In the Lebanese journalist's next dispatch, she wrote, "Leave them in peace. They are
the workers who go to their jobs and factories on foot every day. They are the
children who learn in their schools that patriotism is like a mother's love. They are the people of Pyongyang,
so good and so shy. They are the tired ones of the injustice
of the entire world. They are hard-working in order to remain in their world,
which stands in the face of imperialism in all its forms.
"North Korea is the sun that
shines on the impact of music and factory wheels.
She is the
state that, despite the blockade, is keen on free medicine and education, green
gardens, superior sport and early music education. They are the thin bodies and
slim faces, their daily worries greater than the mountains. Leave them in
peace, and do not increase their load more."
Holy crap. North Koreans receive free "MediCare for all" and their government actually cares about them? Wow.
"You in the West talk
about them with arrogance and irony, describing their world as 'closed', and treating them as 'robotic' -- but for God sake, look in the mirror and in the images spread on
your own 'social' networking sites. You are the robotic ones to the
limit of boredom. You are robotic in your external shapes that don't match
your identities; in the way you speak; your clothes; your smiles; your jokes;
your mainstream music; the absence of your wrinkles; the forms of your
relationships even including the intimate ones; and the way you live in the smallest
details. Look around you, your dominant culture isolates free thinkers, and your
generalized ideas classify the different as 'backward'. You are
boasting of your freedom, but the more allegedly open-minded you become, the more racism increases.
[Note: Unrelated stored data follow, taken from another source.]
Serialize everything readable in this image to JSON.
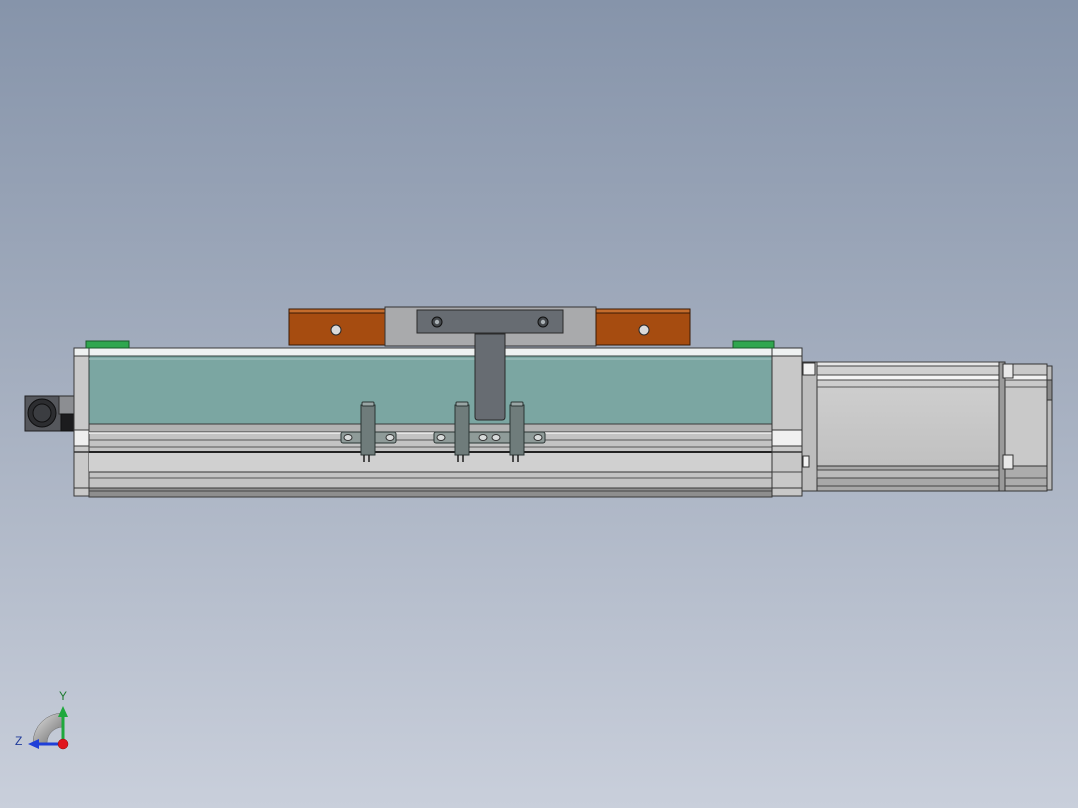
{
  "triad": {
    "y_label": "Y",
    "z_label": "Z"
  },
  "colors": {
    "background_top": "#8694aa",
    "background_bottom": "#c9cfdb",
    "cover": "#7ba6a2",
    "carriage_orange": "#a64c10",
    "carriage_gray": "#a9aaac",
    "plate_dark": "#676c72",
    "limit_block_green": "#2fa64e",
    "triad_x_red": "#e0141c",
    "triad_y_green": "#1ea83c",
    "triad_z_blue": "#1f3fd8"
  }
}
And your closed mindset builds up even more when borders are erased. You too are walled in, but
while your wall is huge, the Korean wall is ... Great!
"I
will not pretend to know the truth about North Koreans' lives, their mental state,
and how they think. I did not ask them if they were happy, and I did not know
whether their love for their leaders was real, but certainly, their love for
their country is clear. They are tired and admit it, even in their songs. They
are honest. I do not need to ask them this. A look in their eyes says enough. They
teach you kindness and they are the most suffering people. They forgive us, although
they are floundering in crises that they are not guilty of. They forgive us, we
who stood watching them suffering and did nothing.
"I will not claim that
the Koreans are perfect, and I will not speculate on what is best for them, but I will salute their productive daily fatigue. I will silence myself in
particular, the tourist journalist who came from Lebanon. How can a visitor
coming from Lebanon, a country of garbage and feces in food, sewage in fresh water,
and poison in medicine, feel superior to any other country in the
universe?
"We
may deserve what the U.S. and the West have forced upon us by their excessive
speed of culture and intellectual flattening, and we may also deserve nuclear missiles
sent from oppressed peoples because we do not want to see their tragedies... But
surely no one in the world deserves the kindness of the Korean people and their shy smiles. Therefore, let them alone, they do not want anything from us. Let
them exist in peace
and stop inflicting your misery on them. Perhaps, just then, you may
also wake up to your lives, look into the eyes of your beloved ones,
finally see the depth of your own tragedy --
and also begin to resist."
PS:
But what does all this mean? If North Korea isn't a Bad Guy after all,
then why is the American media trying so hard to make it into one? Why?
For money of course. Ka-ching.
Endless "war"? Cold War on Russia and China? War on Muslims? War on
crime, war on drugs, war on American protestors? War on Black people, war on immigrants, war on kids, war on
pets, war on climate, war on grandma -- whatever.
As long as there's a "war" going on somewhere, then there's money to be made by people who are not us.